Whether or not it’s a fancy metaphor for a headcount reduction, Anderson has insisted that this new way of working could be revolutionary. “We don’t have to be that good to beat the current system,” the 57-year-old chief executive told the Wall Street Journal.

In the coming years, Bayer’s workforce will consist of constantly evolving “5,000 to 6,000 self-directed teams” that work together on projects of their choosing for 90 days, before regrouping for their next project. 

Employees of Bayer’s consumer health division have already gotten a taste of this new structure—they’re being shown how to practically sign off on one another’s ideas without a manager in sight.

“Stand up, share an idea,” a corporate trainer ordered them during a training session, according to the WSJ. “You’re going to self-organize.” 

Is going boss-less enough to fix ‘broken’ Bayer?

Whether or not Anderson’s plan lands, it will buy him time: The company is worth a quarter of its $122 billion peak from nine years ago, its shares have tanked by more than 50% in the last year, and investors are urging it to split.

The company has accumulated around €34.5 billion ($37.5 billion) in debt, not much less than the company’s €47.6 billion ($51.7 billion) in sales last year.

To top that off, since its acquisition of Monsanto in 2018, Bayer has been fighting thousands of claims that its Roundup weed killer causes cancer.

Even Anderson has compared the current state of the company to the time he fractured his leg skateboarding—“badly broken.” But looking ahead, he wrote in Fortune that our radical reinvention will liberate our people” while saving the company about €2 billion ($2.15 billion) in annual organizational costs by 2026.

But cutting out middle management is nothing new

It’s not clear exactly how many managers will be laid off or demoted. Bayer couldn’t confirm the exact figure to Fortune but a spokesperson said there will be “significant changes” and those impacted will be in the thousands, not hundreds. The Journal reported that 40% of management positions are headed for the chopping block in the U.S. pharmaceutical division alone.  

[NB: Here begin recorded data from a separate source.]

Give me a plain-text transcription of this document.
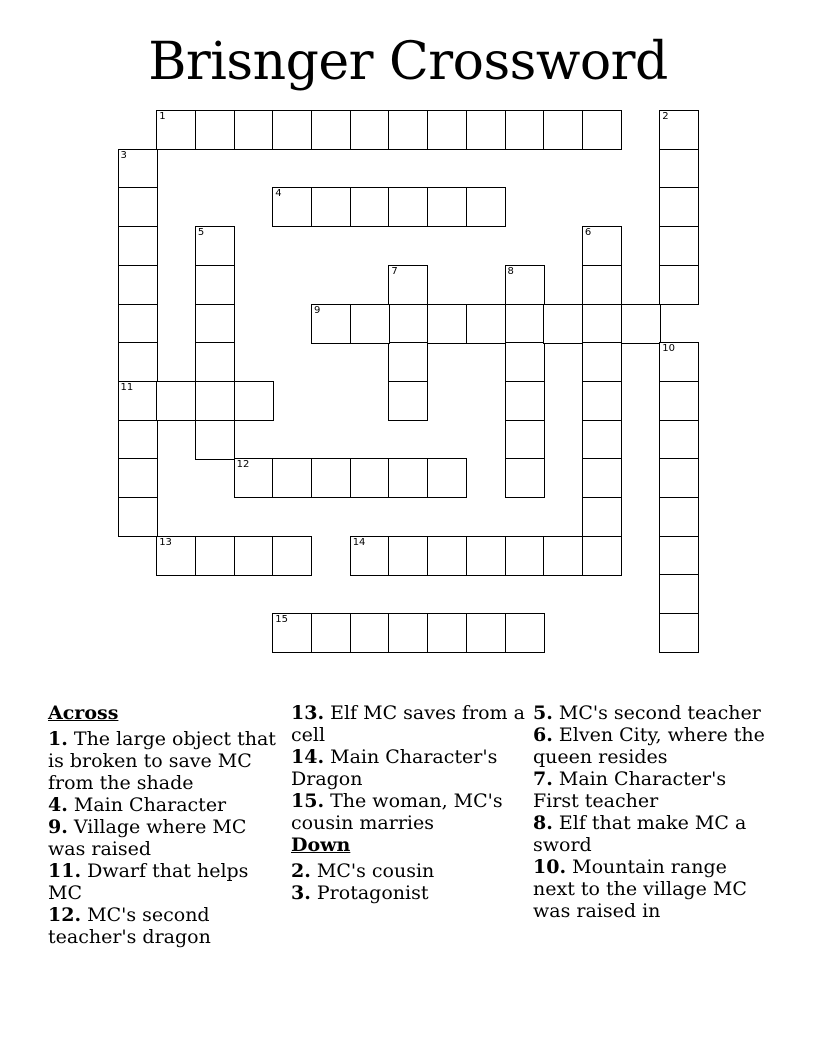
Brisnger Crossword
1	2
3
4
5	6
7	8
9
10
11
12
13	14
15
Across

1. The large object that is broken to save MC from the shade

4. Main Character

9. Village where MC was raised

11. Dwarf that helps MC

12. MC's second teacher's dragon

13. Elf MC saves from a cell

14. Main Character's Dragon

15. The woman, MC's cousin marries

Down

2. MC's cousin

3. Protagonist

5. MC's second teacher

6. Elven City, where the queen resides

7. Main Character's First teacher

8. Elf that make MC a sword

10. Mountain range next to the village MC was raised in
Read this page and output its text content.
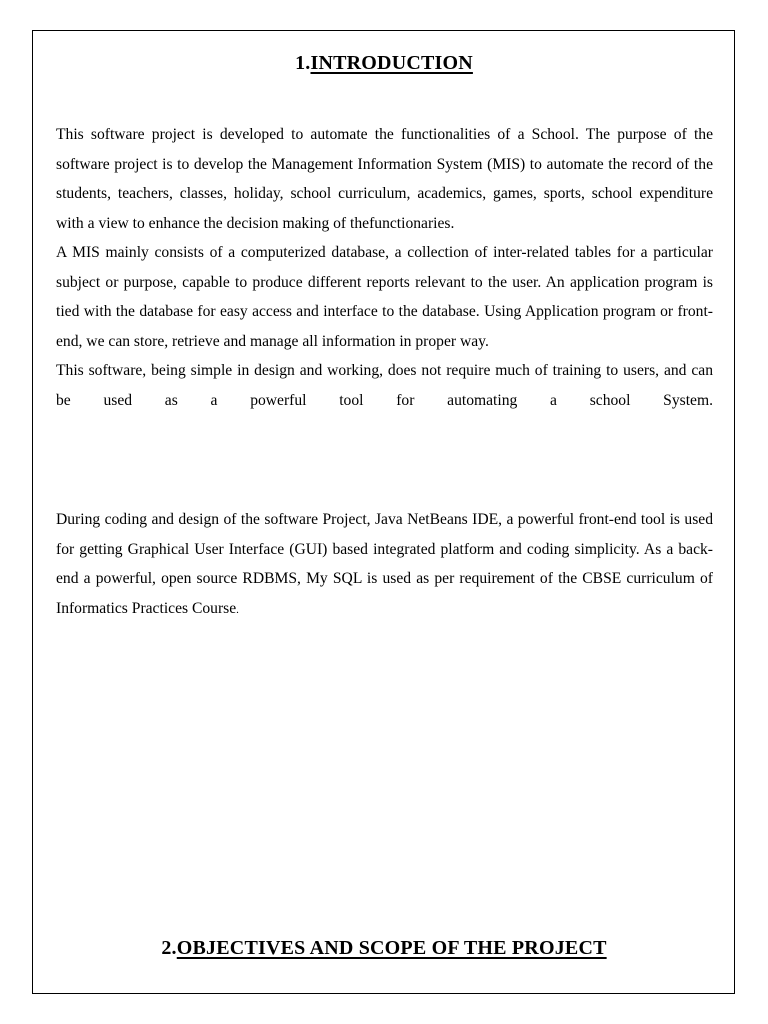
1.INTRODUCTION

This software project is developed to automate the functionalities of a School. The purpose of the software project is to develop the Management Information System (MIS) to automate the record of the students, teachers, classes, holiday, school curriculum, academics, games, sports, school expenditure with a view to enhance the decision making of thefunctionaries.

A MIS mainly consists of a computerized database, a collection of inter-related tables for a particular subject or purpose, capable to produce different reports relevant to the user. An application program is tied with the database for easy access and interface to the database. Using Application program or front-end, we can store, retrieve and manage all information in proper way.

This software, being simple in design and working, does not require much of training to users, and can be used as a powerful tool for automating a school System.

During coding and design of the software Project, Java NetBeans IDE, a powerful front-end tool is used for getting Graphical User Interface (GUI) based integrated platform and coding simplicity. As a back-end a powerful, open source RDBMS, My SQL is used as per requirement of the CBSE curriculum of Informatics Practices Course.

2.OBJECTIVES AND SCOPE OF THE PROJECT
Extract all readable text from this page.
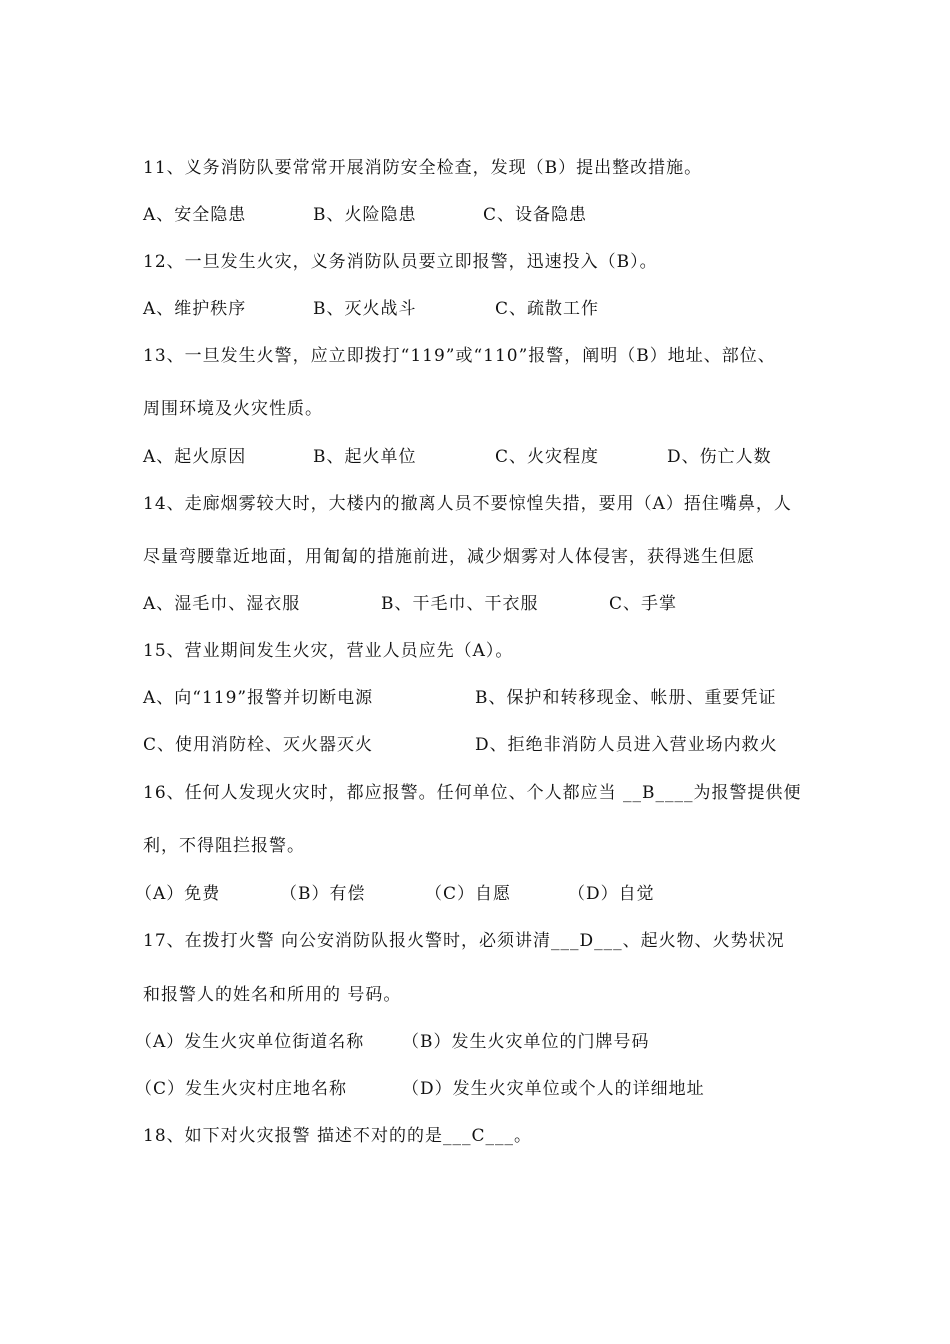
11、义务消防队要常常开展消防安全检查，发现（B）提出整改措施。
A、安全隐患	B、火险隐患	C、设备隐患
12、一旦发生火灾，义务消防队员要立即报警，迅速投入（B）。
A、维护秩序	B、灭火战斗	C、疏散工作
13、一旦发生火警，应立即拨打“119”或“110”报警，阐明（B）地址、部位、
周围环境及火灾性质。
A、起火原因	B、起火单位	C、火灾程度	D、伤亡人数
14、走廊烟雾较大时，大楼内的撤离人员不要惊惶失措，要用（A）捂住嘴鼻，人
尽量弯腰靠近地面，用匍匐的措施前进，减少烟雾对人体侵害，获得逃生但愿
A、湿毛巾、湿衣服	B、干毛巾、干衣服	C、手掌
15、营业期间发生火灾，营业人员应先（A）。
A、向“119”报警并切断电源	B、保护和转移现金、帐册、重要凭证
C、使用消防栓、灭火器灭火	D、拒绝非消防人员进入营业场内救火
16、任何人发现火灾时，都应报警。任何单位、个人都应当 __B____为报警提供便
利，不得阻拦报警。
（A）免费	（B）有偿	（C）自愿	（D）自觉
17、在拨打火警 向公安消防队报火警时，必须讲清___D___、起火物、火势状况
和报警人的姓名和所用的 号码。
（A）发生火灾单位街道名称 （B）发生火灾单位的门牌号码
（C）发生火灾村庄地名称	（D）发生火灾单位或个人的详细地址
18、如下对火灾报警 描述不对的的是___C___。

Although Anderson is pitching the move as an innovative way of transforming its corporate hierarchy and giving employees more choice, trimming middle management to save costs and become more efficient is nothing new. 

In fact, middle managers—defined as nonexecutives who oversee employees—made up almost a third of layoffs last year.

At Meta, where Mark Zuckerberg declared 2023 was going to be its “Year of Efficiency,” middle managers were the toll in that quest.  

“I don’t think you want a management structure that’s just managers managing managers, managing managers, managing managers, managing the people who are doing the work,” Zuckerberg told staff in an all-hands meeting.

After laying off thousands of workers, the billionaire tech entrepreneur said that “flattening” its internal hierarchy was core to its restructure—and he credited Elon Musk as the source of inspiration behind having “fewer layers of management.”

Meanwhile at Google—where more than 30,000 managers are employed—12,000 people lost their jobs, and at Intel, managers’ pay was slashed. Even beyond the tech industry, layoffs at Citi and FedEx have massively impacted managers.